Tuesday, April 20, 2010
Grand Hall

Background: To develop the strategies for promoting and disseminating H1N1 flu vaccines, a Countywide survey of knowledge and understanding of H1N and seasonal influenza vaccines was initiated.

Objectives: Measure knowledge and attitudes concerning flu vaccines. Estimate the public demands of H1N1 and seasonal flu vaccines.  Understand the acceptable options to distribute the flu vaccines efficiently in order to meet the public demand.

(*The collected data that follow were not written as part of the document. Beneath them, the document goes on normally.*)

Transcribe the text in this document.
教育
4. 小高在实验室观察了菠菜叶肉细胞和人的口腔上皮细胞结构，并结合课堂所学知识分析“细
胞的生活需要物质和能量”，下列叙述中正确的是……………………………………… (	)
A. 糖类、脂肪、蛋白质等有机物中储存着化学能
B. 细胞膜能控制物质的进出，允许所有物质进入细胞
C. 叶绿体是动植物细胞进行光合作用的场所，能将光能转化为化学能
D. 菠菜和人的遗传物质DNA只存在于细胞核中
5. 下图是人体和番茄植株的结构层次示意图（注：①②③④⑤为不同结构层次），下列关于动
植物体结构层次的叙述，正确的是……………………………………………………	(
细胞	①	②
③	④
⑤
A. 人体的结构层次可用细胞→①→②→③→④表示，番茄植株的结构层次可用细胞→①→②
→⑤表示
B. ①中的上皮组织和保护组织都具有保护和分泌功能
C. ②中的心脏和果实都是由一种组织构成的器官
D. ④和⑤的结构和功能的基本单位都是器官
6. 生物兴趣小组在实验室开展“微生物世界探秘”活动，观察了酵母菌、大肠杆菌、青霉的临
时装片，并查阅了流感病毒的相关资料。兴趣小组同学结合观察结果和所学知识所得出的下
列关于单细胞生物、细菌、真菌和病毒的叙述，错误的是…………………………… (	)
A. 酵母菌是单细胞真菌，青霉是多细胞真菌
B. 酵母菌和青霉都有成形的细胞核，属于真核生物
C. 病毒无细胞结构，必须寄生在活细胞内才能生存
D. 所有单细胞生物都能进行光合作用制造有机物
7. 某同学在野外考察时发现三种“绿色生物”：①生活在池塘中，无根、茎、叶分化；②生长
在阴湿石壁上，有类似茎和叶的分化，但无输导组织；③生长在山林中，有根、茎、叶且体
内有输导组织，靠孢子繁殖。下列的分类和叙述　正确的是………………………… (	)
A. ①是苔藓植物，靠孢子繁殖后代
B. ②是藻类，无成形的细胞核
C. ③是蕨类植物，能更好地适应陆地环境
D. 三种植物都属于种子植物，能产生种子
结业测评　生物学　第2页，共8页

Identify the promotional message to the community.

Methods: The RDD telephone surveys were conducted to the County residents, who were aged 18 years and older in the month of August, 2009.  In addition, respondents who had a child under age 18 years at the time of survey were asked to answer specific questions about influenza vaccines for his/her child in the coming season. 

Results: Of 618 participants, 205 respondents had at least one child under age 18. Younger adults (18-64 years) expressed more interest in receiving the H1N1 over the seasonal flu vaccine (56% vs. 42%) compared to seniors aged 65 and older (82% vs. 83%).  Overall, fourteen percent more respondents planned to get the seasonal flu vaccine than the previous season.  More than 70% of parents said they would be willing to have their child get the H1N1 vaccine at school.  The most common reason respondents did not want the H1N1 vaccine was that they did not have enough information about the vaccine.

Conclusions: Barriers to receiving vaccines were defined and used to develop effective messages for increasing vaccination rates.  The immunization clinics at schools and other sites outside of providers’ offices were identified as opportunities to administer influenza vac­cinations to children and adults. These findings highlight the value of consumer input early in large-scale planning efforts. A follow-up survey will be conducted to estimate the coverage rates of H1N1 and seasonal influenza vaccines in March, 2010.